While many fume over the work in private, none agreed to attach their names to criticism, fearing they would be harassed, arrested, deported or see funding for their projects cut.
“Many buildings from many different periods have been erased, or will be, and I think that’s entirely negative,” said one architect with wide experience in Egypt heritage projects.
“At the end of the day, you’re left with a kind of Disneyland piece of pseudo-pharaonic stuff, and the rest of it is swept away.”
The plan also calls for thousands of homes to be moved.
Residents of el-Maris, south of Luxor, have sued the state to reconsider a proposed marina they say would uproot at least 10,000 people and destroy valuable farmland.
Villagers there said they hoped the lawsuit and negotiations would persuade the government to move the port to an empty strip on the other bank, but they will fight if they do not.
Protests near Karnak temple in 2008 turned violent when citizens who said they were being forced to leave or unfairly compensated broke windows and threw rocks at police.
“They do what they want, we do what we want,” Zain Sadi, 35, said outside his house in Maris. “We will beat and be beaten, we will kill and be killed.

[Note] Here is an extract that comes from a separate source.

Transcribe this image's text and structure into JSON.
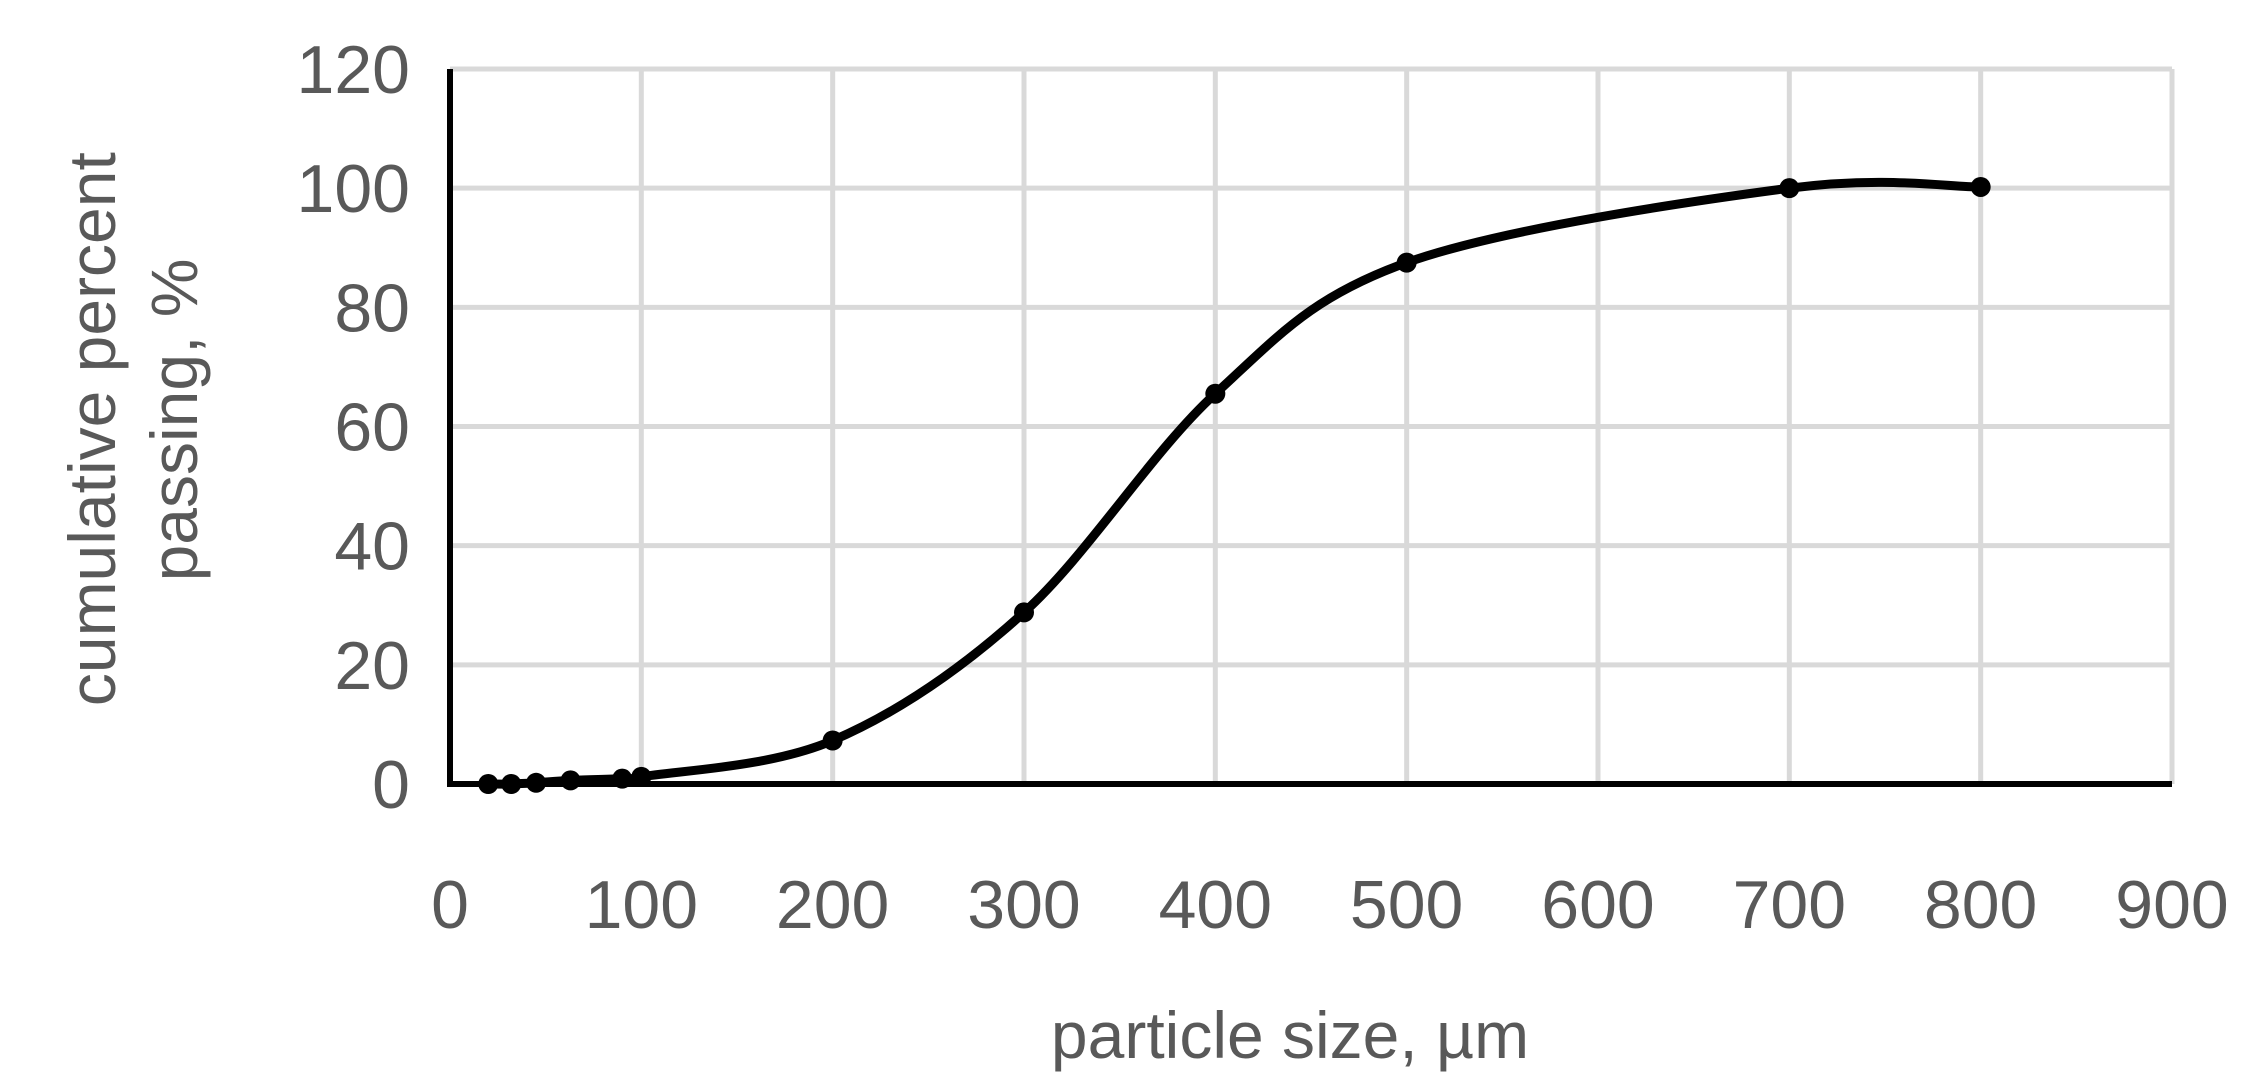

After we die they can take our homes.”
In 2006 and 2007 Egypt demolished Gurna, near the Valley of the Kings, to access and preserve tombs buried beneath nearly 3,200 houses, and built a new village about 5 km away.
Three years later, residents of New Gurna say they cannot find work and have had problems getting water and electricity.
Those who are not happy with the changes are welcome to say so, Farag said, adding that he holds weekly meetings to hear complaints. But the end result may be the same.
When a group of four citizens came into his office this week and asked him to reconsider the widening of a downtown road, Farag said the work was for their benefit.
“We’re talking about destruction for the public good,” he said. “There are victims for every development.”